NEGOCIAÇÃO · O NÚMERO

Segurando o seu preço quando pedem desconto

Segure o número e mexa no escopo. Quando um cliente pede desconto, a resposta calma é o que dá para tirar do trabalho por aquele valor, não uma versão menor do mesmo sim.

Homem sentado num banco de couro preto com um notebook cinza aberto sobre uma mesa de madeira branca

Foto de LinkedIn Sales Solutions no Unsplash

Dicas rápidas

  • Segure o número e mexa no escopo.
  • Repita o seu valor com a mesma voz.
  • Escreva o pacote menor antes de pedirem.

Você passou um número em que acredita. Ele foi montado sobre o que o trabalho realmente exige, o quanto vale para quem está pagando e o quanto o seu ano precisa somar. Aí chega a resposta, simpática e razoável: tem alguma flexibilidade nesse valor?

Esse é um bom momento. Um cliente que pergunta sobre flexibilidade é um cliente procurando um jeito de dizer sim, e você está a duas frases de fechar um acordo limpo ou de ter um ano silenciosamente menor. A maioria das pessoas preenche essas duas frases com um desconto, porque o desconto encerra o constrangimento mais rápido.

Existe um movimento melhor e ele é curto o bastante para decorar. Segure o número e mexa no escopo. Você não defende o preço, não explica os seus custos e não corta dez por cento para manter o clima agradável. Você diz o que sai do trabalho pelo valor que ele citou, e deixa ele escolher.

O que eu digo quando um cliente pede desconto?

Diga o que você pode tirar por aquele número e depois pare de falar. "Eu não mexo no meu valor, mas consigo trabalhar dentro desse orçamento.
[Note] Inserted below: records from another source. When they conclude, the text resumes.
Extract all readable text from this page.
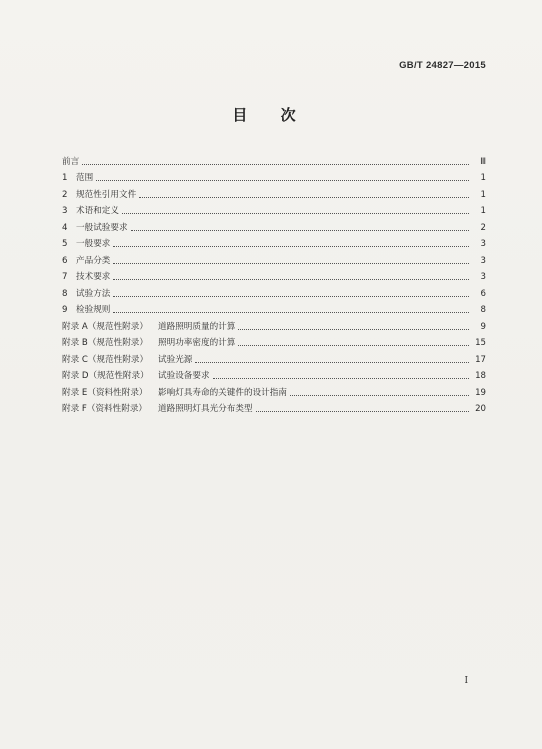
GB/T 24827—2015
目 次
前言	Ⅲ
1 范围	1
2 规范性引用文件	1
3 术语和定义	1
4 一般试验要求	2
5 一般要求	3
6 产品分类	3
7 技术要求	3
8 试验方法	6
9 检验规则	8
附录 A（规范性附录）	道路照明质量的计算	9
附录 B（规范性附录）	照明功率密度的计算	15
附录 C（规范性附录）	试验光源	17
附录 D（规范性附录）	试验设备要求	18
附录 E（资料性附录）	影响灯具寿命的关键件的设计指南	19
附录 F（资料性附录）	道路照明灯具光分布类型	20
Ⅰ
Por esse número eu tiraria a segunda rodada de revisões e o acompanhamento do lançamento, e todo o resto continua exatamente como está na proposta."

É uma frase calma com uma opção de verdade dentro dela, e devolve a decisão sem briga. Repare no que ela não tem. Nenhum pedido de desculpas, nenhuma história sobre os seus custos, nenhuma enrolação do tipo "acho que talvez eu pudesse". A orientação de Deepak Malhotra sobre concessões, no Program on Negotiation (o programa de negociação de Harvard), é direta nisso: concessões não criam boa vontade automaticamente, e aquela que você nunca nomeia passa despercebida ou é minimizada, porque reparar nela obrigaria o outro lado a dar algo em troca.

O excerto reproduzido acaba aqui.